Creating meaningful and lasting change on behalf of children and families requires pausing to see, listen to and learn from changemakers.
It was in the late 70s and I was head of Bank Street’s Infant and Family Center. I can still see two visitors who came to observe. Each dressed in a crisp blouse, skirt, stockings, and low heels.
It was a busy day. The baby on my shoulder was teething and Jerry (26 months) was biting.
I greeted our guests, smears of playdough and baby food on my tee-shirt and jeans and showed them where to sit.
My co-teacher, Gwen, and I had decided earlier to divide the group. She would take Jerry and two others to buy snackwhile I “stayed home” with the others. Our thinking: Jerry would get break from the group and Gwen’s focus. We’d all go outside later.

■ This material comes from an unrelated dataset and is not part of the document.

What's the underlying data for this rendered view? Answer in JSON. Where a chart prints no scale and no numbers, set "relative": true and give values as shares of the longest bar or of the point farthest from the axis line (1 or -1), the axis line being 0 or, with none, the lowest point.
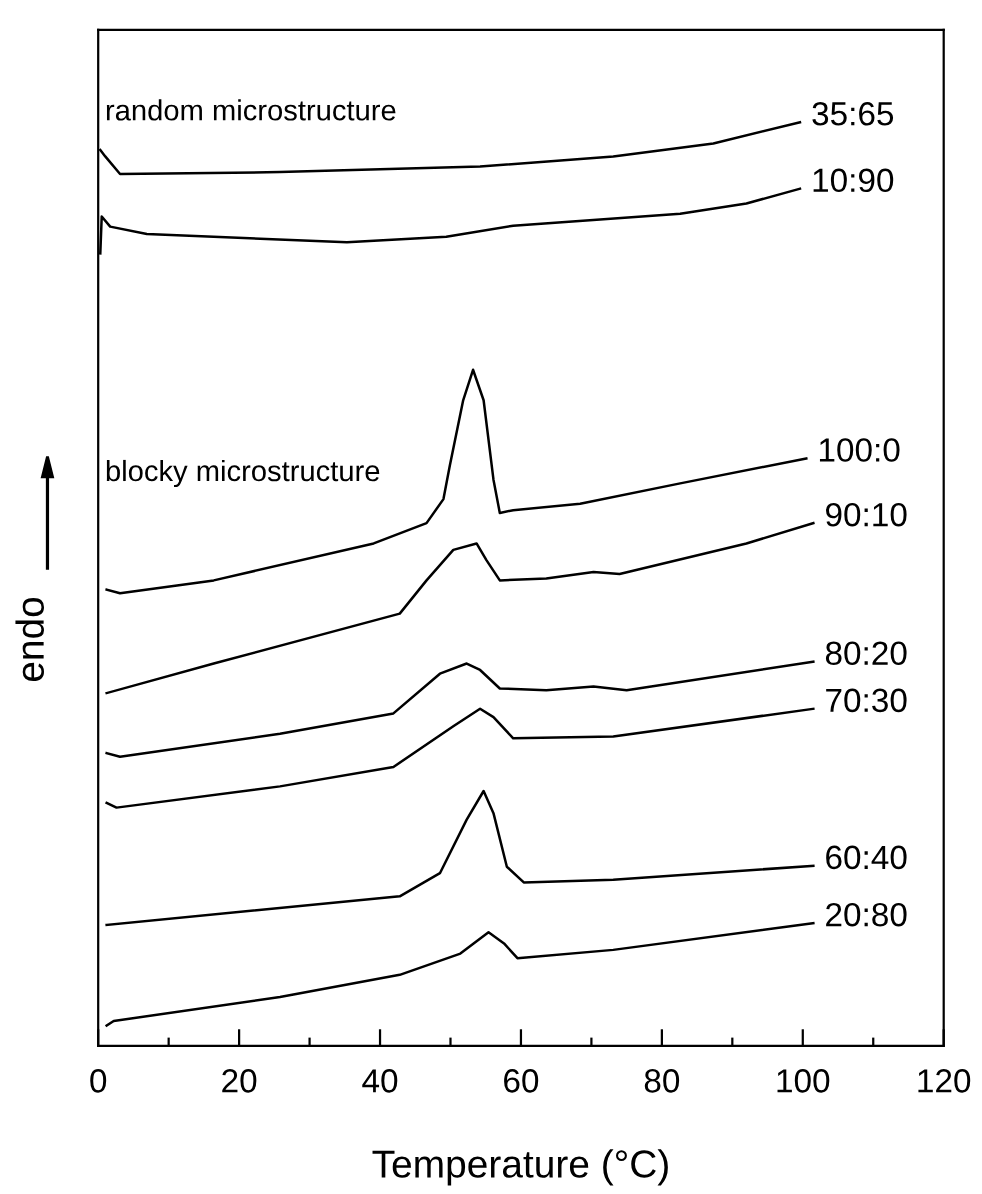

After the shoppers left, I started to read, one toddler on each side of me and the baby with a teething toy on my lap.
A few minutes later, our visitors stood up to leave. I smiled “goodbye”. One of them walked over to me.
“Thank you,” she said, standing over me. “We enjoyed our visit. But… I think the water table should be over there. And shouldn’t you take all the children outside to play?”
I can still remember how this woman’s tone (her nice clothes too, I have to admit) left me feeling defensive and annoyed – almost 40 years later. How different it all would have been if she had paused to listen and learn from me. If she had said something like, “I’m curious. Why did only a few children go outside?’ Or “I wonder what might happen if you moved the water table?”
P.S. It took me a week before I moved the water table. She was right.